This morning the air was still, not a hint of a whisper of a zephyr. The sun rose full and bright. It will get hot today, as we bake in the sunshine, no matter what the forecast says (cool and overcast). Today is shaping up to be a typical summer day, though cooler now than it will be later in the year.

As I was walking, it occurred to me that the odors of the morning were quite varied, hovering as they were in the still air. I exited by the garden gate past the finch feeders smelled oily (nijer seed), like grain, and headed down the street.

A block on down there's a tree much visited by bees and the fragrance of its fluffy flowers hung undisturbed, due to the lack of traffic and wind.
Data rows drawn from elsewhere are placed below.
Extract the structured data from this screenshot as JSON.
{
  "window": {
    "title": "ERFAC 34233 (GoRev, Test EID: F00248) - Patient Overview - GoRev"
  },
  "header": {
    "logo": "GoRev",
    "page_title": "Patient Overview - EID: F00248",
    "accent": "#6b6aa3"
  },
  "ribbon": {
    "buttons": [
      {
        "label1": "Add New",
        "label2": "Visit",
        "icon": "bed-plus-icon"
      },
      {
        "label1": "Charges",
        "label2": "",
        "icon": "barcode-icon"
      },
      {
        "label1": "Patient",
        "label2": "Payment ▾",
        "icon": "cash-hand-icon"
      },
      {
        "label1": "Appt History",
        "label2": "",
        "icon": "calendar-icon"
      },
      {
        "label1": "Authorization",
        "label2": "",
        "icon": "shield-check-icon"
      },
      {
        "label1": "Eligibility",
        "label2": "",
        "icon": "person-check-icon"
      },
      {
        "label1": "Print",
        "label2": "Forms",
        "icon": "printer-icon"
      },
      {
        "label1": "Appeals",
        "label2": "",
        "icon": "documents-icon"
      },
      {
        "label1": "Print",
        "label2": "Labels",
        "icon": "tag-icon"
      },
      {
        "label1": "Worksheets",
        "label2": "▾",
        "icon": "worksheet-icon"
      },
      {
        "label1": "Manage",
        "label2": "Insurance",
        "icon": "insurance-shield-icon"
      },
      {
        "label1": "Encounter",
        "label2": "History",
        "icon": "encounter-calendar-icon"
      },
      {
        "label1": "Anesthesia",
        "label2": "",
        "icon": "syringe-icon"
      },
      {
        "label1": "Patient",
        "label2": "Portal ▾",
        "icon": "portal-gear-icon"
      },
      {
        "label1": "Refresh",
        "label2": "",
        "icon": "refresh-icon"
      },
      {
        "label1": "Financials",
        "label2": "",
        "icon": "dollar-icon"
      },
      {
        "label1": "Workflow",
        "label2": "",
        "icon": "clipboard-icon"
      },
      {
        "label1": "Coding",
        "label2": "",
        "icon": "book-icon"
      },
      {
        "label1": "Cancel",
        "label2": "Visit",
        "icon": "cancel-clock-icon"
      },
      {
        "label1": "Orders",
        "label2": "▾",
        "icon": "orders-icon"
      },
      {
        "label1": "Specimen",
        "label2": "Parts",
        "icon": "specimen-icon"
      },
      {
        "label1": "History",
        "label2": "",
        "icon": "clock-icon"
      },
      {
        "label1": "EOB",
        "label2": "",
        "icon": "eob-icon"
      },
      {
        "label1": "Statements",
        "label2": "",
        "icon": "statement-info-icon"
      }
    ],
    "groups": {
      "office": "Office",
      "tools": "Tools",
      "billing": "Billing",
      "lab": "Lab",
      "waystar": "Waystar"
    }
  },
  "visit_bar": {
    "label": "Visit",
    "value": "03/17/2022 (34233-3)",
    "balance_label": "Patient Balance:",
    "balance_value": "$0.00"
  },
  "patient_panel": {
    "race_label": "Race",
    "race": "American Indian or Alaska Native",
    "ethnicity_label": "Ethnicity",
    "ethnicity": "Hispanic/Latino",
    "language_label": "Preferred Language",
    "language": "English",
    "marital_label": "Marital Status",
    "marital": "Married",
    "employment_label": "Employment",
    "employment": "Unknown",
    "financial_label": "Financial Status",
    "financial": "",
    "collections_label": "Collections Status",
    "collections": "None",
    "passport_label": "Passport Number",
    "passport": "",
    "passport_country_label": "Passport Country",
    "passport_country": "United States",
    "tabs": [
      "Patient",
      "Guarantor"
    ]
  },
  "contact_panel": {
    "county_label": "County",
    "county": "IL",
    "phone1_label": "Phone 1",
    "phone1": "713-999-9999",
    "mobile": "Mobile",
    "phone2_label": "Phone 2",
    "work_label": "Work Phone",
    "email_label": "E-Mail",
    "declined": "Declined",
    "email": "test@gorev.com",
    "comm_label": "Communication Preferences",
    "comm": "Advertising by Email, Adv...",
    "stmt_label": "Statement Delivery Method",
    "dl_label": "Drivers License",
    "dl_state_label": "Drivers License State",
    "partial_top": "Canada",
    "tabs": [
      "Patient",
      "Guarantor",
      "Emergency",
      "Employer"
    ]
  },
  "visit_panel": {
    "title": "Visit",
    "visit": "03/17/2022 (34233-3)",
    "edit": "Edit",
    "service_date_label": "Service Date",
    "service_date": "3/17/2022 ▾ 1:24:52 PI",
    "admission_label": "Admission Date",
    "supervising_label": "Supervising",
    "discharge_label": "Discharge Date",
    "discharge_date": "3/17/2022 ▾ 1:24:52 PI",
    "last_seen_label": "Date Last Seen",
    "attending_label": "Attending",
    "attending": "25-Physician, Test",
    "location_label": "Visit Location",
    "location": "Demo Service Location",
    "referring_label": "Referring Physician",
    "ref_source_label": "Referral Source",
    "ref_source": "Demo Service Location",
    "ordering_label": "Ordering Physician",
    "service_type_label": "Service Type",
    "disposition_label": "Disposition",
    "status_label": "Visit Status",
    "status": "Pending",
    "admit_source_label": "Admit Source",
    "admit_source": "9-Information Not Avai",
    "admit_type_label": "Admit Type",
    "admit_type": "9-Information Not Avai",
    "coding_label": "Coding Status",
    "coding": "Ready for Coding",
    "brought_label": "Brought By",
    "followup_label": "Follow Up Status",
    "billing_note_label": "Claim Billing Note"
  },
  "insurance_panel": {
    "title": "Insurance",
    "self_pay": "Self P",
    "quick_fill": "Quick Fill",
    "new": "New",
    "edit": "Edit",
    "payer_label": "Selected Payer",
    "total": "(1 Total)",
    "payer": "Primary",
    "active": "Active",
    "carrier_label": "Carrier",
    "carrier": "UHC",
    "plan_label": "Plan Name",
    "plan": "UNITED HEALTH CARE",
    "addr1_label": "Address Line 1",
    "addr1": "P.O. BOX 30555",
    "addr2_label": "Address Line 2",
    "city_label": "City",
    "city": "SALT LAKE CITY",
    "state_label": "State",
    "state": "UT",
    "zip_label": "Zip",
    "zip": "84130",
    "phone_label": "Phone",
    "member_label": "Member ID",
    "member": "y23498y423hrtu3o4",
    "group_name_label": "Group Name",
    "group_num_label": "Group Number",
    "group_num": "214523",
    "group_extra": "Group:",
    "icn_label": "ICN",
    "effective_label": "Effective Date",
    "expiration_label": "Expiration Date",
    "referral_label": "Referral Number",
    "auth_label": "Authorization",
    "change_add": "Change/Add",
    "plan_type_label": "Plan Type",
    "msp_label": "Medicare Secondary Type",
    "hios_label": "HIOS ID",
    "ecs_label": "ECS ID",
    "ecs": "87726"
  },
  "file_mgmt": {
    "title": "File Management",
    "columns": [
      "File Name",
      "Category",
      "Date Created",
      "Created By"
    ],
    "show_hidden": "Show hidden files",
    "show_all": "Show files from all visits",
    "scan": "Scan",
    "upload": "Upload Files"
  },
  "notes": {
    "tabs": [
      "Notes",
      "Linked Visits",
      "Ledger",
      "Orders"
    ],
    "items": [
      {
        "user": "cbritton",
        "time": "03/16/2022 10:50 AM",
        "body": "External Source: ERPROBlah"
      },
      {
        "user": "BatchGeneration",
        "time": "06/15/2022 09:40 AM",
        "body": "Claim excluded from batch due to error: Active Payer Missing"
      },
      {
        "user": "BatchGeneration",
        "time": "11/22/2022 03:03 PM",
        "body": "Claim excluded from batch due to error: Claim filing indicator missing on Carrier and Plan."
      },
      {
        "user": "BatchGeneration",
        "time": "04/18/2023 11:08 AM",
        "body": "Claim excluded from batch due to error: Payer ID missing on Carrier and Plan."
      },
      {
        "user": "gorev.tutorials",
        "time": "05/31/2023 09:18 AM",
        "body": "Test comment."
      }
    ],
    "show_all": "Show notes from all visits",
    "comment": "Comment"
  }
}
The bees were loud in the stillness.

As I progressed through my walk, I smelled bath soap accompanied by the sound of a shower running from one house, then, farther on, the tickle of bacon in the nose.

Roses called to me by scent from halfway up their pathways. And something in the allium family (chives?) gave off a pungent tang along a side street.

At one corner my nose was assaulted by the smell of rotten eggs (SO2). My guess is that an egg fell out of a nest and rotted in the grass. Usually the wind would whip it out of range, but not today.

When I returned, I entered the house by the front door, past the hummingbird feeder, which gave off that idiosyncratic odor of sugar, and was immediately greeted in the kitchen by the welcome aroma of freshly brewed coffee.

Dogs aren't the only ones who enjoy smells!